My basic understanding of IPOs is that, for them to succeed, investors need to see some years of the business Operating healthily, an exceptional management team, a record of good governance and accounts based on IPO-accepted principles. The Agyapa vehicle has no such history but more importantly, apart from the name of the Senior Minister’s (Osafo Marfo) son that I have seen the Minister of Communications defend vigorously as the best Fund Manager – it is unclear who else make up the core Management team. Surely if the resources belong to Ghanaians, they also deserve to know who the Board and Operational Directors are for Agyapa – who are they?
- Govt has nothing to hide in Agyapa deal, it’s best for Ghanaians – Ofori-Atta
- I will abolish Agyapa agreement when I get in office – William Dowokpor
CONCERN #2: PUBLIC FINANCIAL MGT
One of the ways we have as a country ensured, that State Owned Companies or companies with significant public Assets put Ghanaian interests first,.is to ensure that they are subject to our Public Financial Management, laws.
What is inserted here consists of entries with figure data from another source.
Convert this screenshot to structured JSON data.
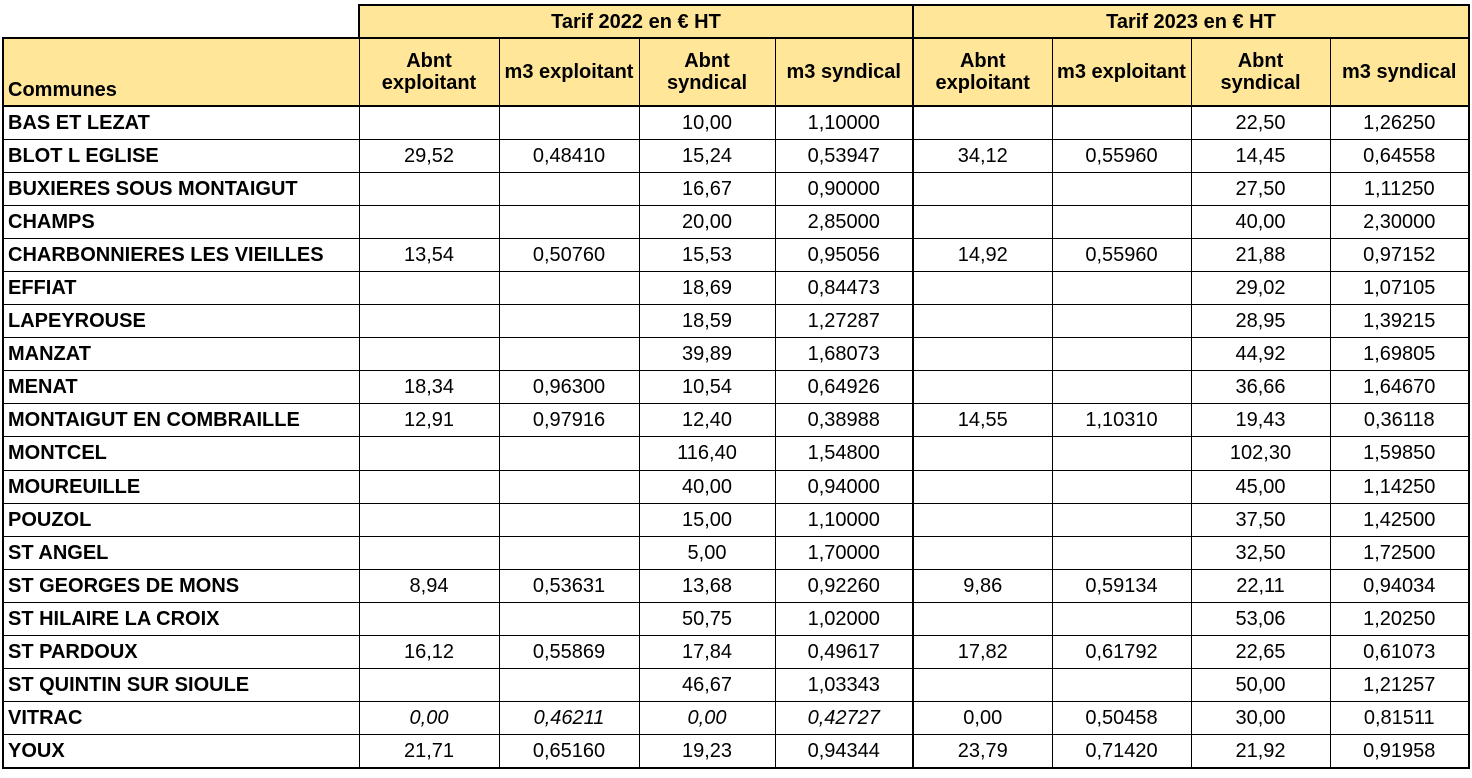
{
  "headers": {
    "year_2022": "Tarif 2022 en € HT",
    "year_2023": "Tarif 2023 en € HT",
    "communes": "Communes",
    "columns": [
      "Abnt exploitant",
      "m3 exploitant",
      "Abnt syndical",
      "m3 syndical",
      "Abnt exploitant",
      "m3 exploitant",
      "Abnt syndical",
      "m3 syndical"
    ]
  },
  "rows": [
    {
      "commune": "BAS ET LEZAT",
      "values": [
        "",
        "",
        "10,00",
        "1,10000",
        "",
        "",
        "22,50",
        "1,26250"
      ]
    },
    {
      "commune": "BLOT L EGLISE",
      "values": [
        "29,52",
        "0,48410",
        "15,24",
        "0,53947",
        "34,12",
        "0,55960",
        "14,45",
        "0,64558"
      ]
    },
    {
      "commune": "BUXIERES SOUS MONTAIGUT",
      "values": [
        "",
        "",
        "16,67",
        "0,90000",
        "",
        "",
        "27,50",
        "1,11250"
      ]
    },
    {
      "commune": "CHAMPS",
      "values": [
        "",
        "",
        "20,00",
        "2,85000",
        "",
        "",
        "40,00",
        "2,30000"
      ]
    },
    {
      "commune": "CHARBONNIERES LES VIEILLES",
      "values": [
        "13,54",
        "0,50760",
        "15,53",
        "0,95056",
        "14,92",
        "0,55960",
        "21,88",
        "0,97152"
      ]
    },
    {
      "commune": "EFFIAT",
      "values": [
        "",
        "",
        "18,69",
        "0,84473",
        "",
        "",
        "29,02",
        "1,07105"
      ]
    },
    {
      "commune": "LAPEYROUSE",
      "values": [
        "",
        "",
        "18,59",
        "1,27287",
        "",
        "",
        "28,95",
        "1,39215"
      ]
    },
    {
      "commune": "MANZAT",
      "values": [
        "",
        "",
        "39,89",
        "1,68073",
        "",
        "",
        "44,92",
        "1,69805"
      ]
    },
    {
      "commune": "MENAT",
      "values": [
        "18,34",
        "0,96300",
        "10,54",
        "0,64926",
        "",
        "",
        "36,66",
        "1,64670"
      ]
    },
    {
      "commune": "MONTAIGUT EN COMBRAILLE",
      "values": [
        "12,91",
        "0,97916",
        "12,40",
        "0,38988",
        "14,55",
        "1,10310",
        "19,43",
        "0,36118"
      ]
    },
    {
      "commune": "MONTCEL",
      "values": [
        "",
        "",
        "116,40",
        "1,54800",
        "",
        "",
        "102,30",
        "1,59850"
      ]
    },
    {
      "commune": "MOUREUILLE",
      "values": [
        "",
        "",
        "40,00",
        "0,94000",
        "",
        "",
        "45,00",
        "1,14250"
      ]
    },
    {
      "commune": "POUZOL",
      "values": [
        "",
        "",
        "15,00",
        "1,10000",
        "",
        "",
        "37,50",
        "1,42500"
      ]
    },
    {
      "commune": "ST ANGEL",
      "values": [
        "",
        "",
        "5,00",
        "1,70000",
        "",
        "",
        "32,50",
        "1,72500"
      ]
    },
    {
      "commune": "ST GEORGES DE MONS",
      "values": [
        "8,94",
        "0,53631",
        "13,68",
        "0,92260",
        "9,86",
        "0,59134",
        "22,11",
        "0,94034"
      ]
    },
    {
      "commune": "ST HILAIRE LA CROIX",
      "values": [
        "",
        "",
        "50,75",
        "1,02000",
        "",
        "",
        "53,06",
        "1,20250"
      ]
    },
    {
      "commune": "ST PARDOUX",
      "values": [
        "16,12",
        "0,55869",
        "17,84",
        "0,49617",
        "17,82",
        "0,61792",
        "22,65",
        "0,61073"
      ]
    },
    {
      "commune": "ST QUINTIN SUR SIOULE",
      "values": [
        "",
        "",
        "46,67",
        "1,03343",
        "",
        "",
        "50,00",
        "1,21257"
      ]
    },
    {
      "commune": "VITRAC",
      "values": [
        "0,00",
        "0,46211",
        "0,00",
        "0,42727",
        "0,00",
        "0,50458",
        "30,00",
        "0,81511"
      ],
      "italic_2022": true
    },
    {
      "commune": "YOUX",
      "values": [
        "21,71",
        "0,65160",
        "19,23",
        "0,94344",
        "23,79",
        "0,71420",
        "21,92",
        "0,91958"
      ]
    }
  ]
}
I have been made aware Agyapa will.not be subject to same..WHY? If Agyapa will be listed on the London Stock Exchange and abide by its regulations, WHY will it not abide by regulations of the people who own the underlying Assets that birthed it?
CONCERN #4 – CONTROL
IF what I am gathering is true – that “Agyapa retains the right to sell off 51% of its ordinary shareholding to investors” – then what are the implications of these? Does that mean at some point it is even remotely possible that an organisation that manages our sovereign assets (Royalties – current and future) could become controlled by a person or persons other than us and what implications does that have for future Royalties?
I raise this concern because of the track record of several Governments in the last 27+ years – we go to the international markets, grab money and……
IPO inflows to my basic knowledge are applied to capital payout of initial owners (and Ghana is not seeking to be bought out), working capital or debt servicing of the company putting forward the IPO. In the case of Agyapa, what will the IPO inflows be put forward to and in what proportions?
Although my initial hope, was that Government simply wanted to use investments to improve mileage of our royalty inflows, the rushed nature of the vehicle, lack of transparency, laxness of some of the clauses and bulldog approach towards those asking justified questions is making it all look too “COOKED”.
Why can’t we ever just do business clean enough not to attract doubts – is this even welcoming to potential investors?